The earthquake hit San Giuliano di Puglia, a hilltop town in southern Italian region of Molise, at 11:32 on 31 October 2002. At the time, there were 58 pupils in the local elementary school. Twenty-seven of them and a teacher died. People across the country were deeply shocked by the tragedy. One of them was Gian Paolo Cimellaro, a student of engineering in Rome. The dramatic events prompted him to study earthquakes engineering.

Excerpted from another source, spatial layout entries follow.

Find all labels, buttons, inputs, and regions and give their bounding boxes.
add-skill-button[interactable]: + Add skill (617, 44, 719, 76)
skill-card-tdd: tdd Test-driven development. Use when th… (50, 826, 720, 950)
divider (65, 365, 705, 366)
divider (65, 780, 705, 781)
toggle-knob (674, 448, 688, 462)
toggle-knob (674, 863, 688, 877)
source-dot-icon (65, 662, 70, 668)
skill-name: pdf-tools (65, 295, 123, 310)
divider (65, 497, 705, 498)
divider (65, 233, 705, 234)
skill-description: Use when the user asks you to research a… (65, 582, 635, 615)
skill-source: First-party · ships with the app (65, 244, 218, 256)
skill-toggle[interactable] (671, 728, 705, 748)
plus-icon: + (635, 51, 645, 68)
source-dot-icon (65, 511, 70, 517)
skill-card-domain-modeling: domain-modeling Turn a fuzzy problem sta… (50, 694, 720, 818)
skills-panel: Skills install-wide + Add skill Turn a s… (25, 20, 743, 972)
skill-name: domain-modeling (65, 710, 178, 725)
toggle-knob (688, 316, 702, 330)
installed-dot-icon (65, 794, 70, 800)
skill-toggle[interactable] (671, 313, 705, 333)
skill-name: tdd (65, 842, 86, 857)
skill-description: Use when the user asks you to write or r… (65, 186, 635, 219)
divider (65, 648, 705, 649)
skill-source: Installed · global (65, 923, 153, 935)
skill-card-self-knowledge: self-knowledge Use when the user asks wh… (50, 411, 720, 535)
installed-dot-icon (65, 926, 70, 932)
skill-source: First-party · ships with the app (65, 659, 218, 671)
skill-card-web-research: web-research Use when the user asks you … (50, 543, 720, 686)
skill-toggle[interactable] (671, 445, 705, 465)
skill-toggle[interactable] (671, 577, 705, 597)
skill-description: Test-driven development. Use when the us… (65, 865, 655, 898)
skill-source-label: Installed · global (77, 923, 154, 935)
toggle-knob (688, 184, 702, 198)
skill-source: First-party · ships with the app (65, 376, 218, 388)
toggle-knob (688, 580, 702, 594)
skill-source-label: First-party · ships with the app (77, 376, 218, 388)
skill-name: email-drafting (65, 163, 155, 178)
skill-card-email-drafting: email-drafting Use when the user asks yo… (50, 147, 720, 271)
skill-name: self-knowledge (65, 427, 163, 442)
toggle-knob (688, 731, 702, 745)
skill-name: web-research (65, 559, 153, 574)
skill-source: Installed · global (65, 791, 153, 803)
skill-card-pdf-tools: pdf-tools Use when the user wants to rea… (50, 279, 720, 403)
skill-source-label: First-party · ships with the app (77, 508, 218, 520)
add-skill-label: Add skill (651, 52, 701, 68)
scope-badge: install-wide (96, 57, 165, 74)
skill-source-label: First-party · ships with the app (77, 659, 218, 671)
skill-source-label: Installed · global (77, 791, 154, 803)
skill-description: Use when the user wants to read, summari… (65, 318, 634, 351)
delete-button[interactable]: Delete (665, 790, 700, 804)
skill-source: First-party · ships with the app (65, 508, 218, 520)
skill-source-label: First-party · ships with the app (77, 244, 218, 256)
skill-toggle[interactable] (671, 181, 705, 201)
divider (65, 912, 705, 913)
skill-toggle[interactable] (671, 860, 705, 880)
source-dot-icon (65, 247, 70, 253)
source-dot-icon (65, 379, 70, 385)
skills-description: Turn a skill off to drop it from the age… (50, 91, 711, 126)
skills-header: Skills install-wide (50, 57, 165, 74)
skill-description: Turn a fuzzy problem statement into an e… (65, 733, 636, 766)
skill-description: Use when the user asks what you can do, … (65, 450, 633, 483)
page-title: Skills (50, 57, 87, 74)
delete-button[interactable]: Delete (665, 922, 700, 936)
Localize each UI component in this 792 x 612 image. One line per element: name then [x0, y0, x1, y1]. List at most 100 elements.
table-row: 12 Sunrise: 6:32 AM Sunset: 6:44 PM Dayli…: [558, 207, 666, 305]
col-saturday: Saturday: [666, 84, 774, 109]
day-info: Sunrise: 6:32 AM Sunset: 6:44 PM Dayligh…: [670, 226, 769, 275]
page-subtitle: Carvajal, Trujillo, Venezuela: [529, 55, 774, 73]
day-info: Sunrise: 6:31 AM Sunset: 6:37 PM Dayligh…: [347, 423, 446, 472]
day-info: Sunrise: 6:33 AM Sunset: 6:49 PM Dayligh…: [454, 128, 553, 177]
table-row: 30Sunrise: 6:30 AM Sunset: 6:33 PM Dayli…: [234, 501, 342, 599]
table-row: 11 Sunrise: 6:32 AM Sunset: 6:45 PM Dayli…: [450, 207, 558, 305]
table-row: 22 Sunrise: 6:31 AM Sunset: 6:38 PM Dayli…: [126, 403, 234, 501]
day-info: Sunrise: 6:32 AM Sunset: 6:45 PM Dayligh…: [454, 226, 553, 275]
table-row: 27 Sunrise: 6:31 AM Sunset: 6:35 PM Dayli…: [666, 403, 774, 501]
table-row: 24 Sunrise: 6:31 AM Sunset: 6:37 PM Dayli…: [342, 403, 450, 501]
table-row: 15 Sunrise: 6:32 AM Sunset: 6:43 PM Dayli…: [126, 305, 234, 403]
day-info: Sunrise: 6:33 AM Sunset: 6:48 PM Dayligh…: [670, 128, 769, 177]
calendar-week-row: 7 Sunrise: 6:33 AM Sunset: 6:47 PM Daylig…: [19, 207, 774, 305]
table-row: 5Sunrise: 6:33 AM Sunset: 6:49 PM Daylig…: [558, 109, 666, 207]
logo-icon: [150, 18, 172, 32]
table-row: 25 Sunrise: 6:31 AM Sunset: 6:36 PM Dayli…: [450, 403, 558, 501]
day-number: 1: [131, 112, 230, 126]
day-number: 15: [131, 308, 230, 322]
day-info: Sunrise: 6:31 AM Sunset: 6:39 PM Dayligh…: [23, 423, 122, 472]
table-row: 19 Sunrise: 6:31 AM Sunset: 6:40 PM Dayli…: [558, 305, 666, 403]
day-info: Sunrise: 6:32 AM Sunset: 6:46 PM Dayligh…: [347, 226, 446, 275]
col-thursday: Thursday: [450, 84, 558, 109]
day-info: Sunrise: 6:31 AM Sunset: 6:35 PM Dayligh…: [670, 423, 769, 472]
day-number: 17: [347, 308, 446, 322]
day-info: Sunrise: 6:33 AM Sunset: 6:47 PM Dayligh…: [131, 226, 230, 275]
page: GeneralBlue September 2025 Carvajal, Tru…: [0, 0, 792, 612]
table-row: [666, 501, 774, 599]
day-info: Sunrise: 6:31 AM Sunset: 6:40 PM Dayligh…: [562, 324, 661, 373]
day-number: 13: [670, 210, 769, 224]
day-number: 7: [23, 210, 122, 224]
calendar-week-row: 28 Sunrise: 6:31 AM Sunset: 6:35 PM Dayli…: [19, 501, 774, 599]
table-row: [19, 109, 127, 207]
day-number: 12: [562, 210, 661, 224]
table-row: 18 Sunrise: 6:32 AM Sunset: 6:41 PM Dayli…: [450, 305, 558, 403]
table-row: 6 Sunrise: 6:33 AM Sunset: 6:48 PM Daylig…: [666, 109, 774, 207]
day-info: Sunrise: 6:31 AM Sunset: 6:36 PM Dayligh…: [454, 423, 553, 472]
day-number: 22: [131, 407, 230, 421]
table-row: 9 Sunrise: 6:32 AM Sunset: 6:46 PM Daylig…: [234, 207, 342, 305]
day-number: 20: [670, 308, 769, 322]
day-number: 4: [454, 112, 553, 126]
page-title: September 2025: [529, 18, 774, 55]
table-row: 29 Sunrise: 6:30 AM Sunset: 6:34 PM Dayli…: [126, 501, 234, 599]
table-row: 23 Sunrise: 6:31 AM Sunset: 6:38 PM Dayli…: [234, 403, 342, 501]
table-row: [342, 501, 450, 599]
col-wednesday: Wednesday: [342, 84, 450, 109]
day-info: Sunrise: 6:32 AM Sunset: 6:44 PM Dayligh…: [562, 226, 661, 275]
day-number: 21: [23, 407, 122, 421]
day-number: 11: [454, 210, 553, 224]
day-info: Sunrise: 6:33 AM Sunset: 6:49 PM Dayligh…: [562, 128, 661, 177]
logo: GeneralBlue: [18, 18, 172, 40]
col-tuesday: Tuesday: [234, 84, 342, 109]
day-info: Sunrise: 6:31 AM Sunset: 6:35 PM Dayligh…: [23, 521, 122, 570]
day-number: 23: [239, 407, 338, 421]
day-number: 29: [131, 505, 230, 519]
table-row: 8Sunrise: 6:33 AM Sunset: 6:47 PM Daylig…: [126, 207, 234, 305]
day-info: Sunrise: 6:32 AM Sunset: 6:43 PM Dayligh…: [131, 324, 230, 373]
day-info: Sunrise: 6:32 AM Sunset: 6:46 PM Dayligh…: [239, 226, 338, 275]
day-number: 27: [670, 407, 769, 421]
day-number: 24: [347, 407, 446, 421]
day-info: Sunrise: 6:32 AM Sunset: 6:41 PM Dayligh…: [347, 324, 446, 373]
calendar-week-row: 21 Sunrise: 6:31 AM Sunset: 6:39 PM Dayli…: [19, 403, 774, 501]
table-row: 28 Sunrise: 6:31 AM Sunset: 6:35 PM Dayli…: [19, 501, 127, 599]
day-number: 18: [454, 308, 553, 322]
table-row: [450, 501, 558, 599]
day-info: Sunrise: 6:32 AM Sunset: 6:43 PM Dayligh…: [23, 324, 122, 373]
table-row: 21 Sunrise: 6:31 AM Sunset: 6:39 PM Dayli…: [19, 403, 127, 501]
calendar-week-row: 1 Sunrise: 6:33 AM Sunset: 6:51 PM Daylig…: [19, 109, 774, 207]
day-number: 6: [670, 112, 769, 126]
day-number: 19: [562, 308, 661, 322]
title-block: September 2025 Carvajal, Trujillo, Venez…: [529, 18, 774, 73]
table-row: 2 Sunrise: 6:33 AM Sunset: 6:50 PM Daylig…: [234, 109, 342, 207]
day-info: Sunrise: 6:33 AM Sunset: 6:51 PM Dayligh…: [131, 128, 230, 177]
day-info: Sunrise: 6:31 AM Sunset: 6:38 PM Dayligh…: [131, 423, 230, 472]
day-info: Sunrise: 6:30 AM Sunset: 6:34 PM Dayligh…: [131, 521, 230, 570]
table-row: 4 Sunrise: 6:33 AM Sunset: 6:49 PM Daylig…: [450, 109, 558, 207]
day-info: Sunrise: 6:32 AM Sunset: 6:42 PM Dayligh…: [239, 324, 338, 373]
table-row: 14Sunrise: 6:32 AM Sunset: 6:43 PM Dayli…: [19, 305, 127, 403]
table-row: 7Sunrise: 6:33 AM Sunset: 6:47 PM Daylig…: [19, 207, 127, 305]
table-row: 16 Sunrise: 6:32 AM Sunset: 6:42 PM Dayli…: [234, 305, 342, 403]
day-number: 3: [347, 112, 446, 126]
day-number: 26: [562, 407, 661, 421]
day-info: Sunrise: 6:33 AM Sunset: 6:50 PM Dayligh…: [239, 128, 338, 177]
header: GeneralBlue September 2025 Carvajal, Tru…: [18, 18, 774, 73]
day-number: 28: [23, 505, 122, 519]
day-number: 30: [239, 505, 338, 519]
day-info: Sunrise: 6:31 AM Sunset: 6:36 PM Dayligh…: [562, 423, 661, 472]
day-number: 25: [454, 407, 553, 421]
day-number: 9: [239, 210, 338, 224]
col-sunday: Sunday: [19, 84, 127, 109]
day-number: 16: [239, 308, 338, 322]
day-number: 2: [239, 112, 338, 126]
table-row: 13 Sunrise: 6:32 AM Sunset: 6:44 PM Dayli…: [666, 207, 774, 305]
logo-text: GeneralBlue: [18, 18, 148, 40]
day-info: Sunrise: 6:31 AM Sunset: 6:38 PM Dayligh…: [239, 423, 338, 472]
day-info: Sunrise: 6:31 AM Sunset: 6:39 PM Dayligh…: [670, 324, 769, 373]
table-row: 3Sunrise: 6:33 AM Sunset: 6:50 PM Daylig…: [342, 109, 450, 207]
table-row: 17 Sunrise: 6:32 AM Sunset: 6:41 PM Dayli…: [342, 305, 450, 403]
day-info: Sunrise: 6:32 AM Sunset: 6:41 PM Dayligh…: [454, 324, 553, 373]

Professor Cimellaro, now 38, is sharing his time between University of California Berkeley and the Polytechnic of Turin where he carries out his research, which may improve preparedness, response and recovery in extreme events, natural and human-made disasters including those resulting from terrorist acts. In 2014 he received an ERC starting grant to carry out a research project called “Ideal Rescue - Integrated design and control of sustainable communities during emergencies”.
The most serious disasters are usually caused by a combination of a natural hazard and human error. “Ideal Rescue” is developing a novel method to assess the performance of critical infrastructures during emergencies, taking into account human emotions and behaviour.
“This has never been done before because human behaviour and physical structures belong to two different fields of research – one more to psychology, the other to civil engineering,” says Prof. Cimellaro.
His multidisciplinary team of civil engineers, social scientists and IT specialists, is now trying to fill this gap. They look into robotics, psychology and medicine to find best ways to approach human behaviour and code it into a computer model together with the physical structures, transport networks and public services such as police and fire brigades.
“Unfortunately we cannot avoid natural events, earthquakes, tsunamis or fires – they just do happen,” said Prof. Cimerallo. “But what we can do, as earthquake engineers, civil engineers or disaster managers, is to limit the effect of these disasters on population.”
The long-term goal of “IdealRescue” is to develop a user-friendly tool, which city mayors could use before, during and after emergencies to simulate the effect their decisions have on the population.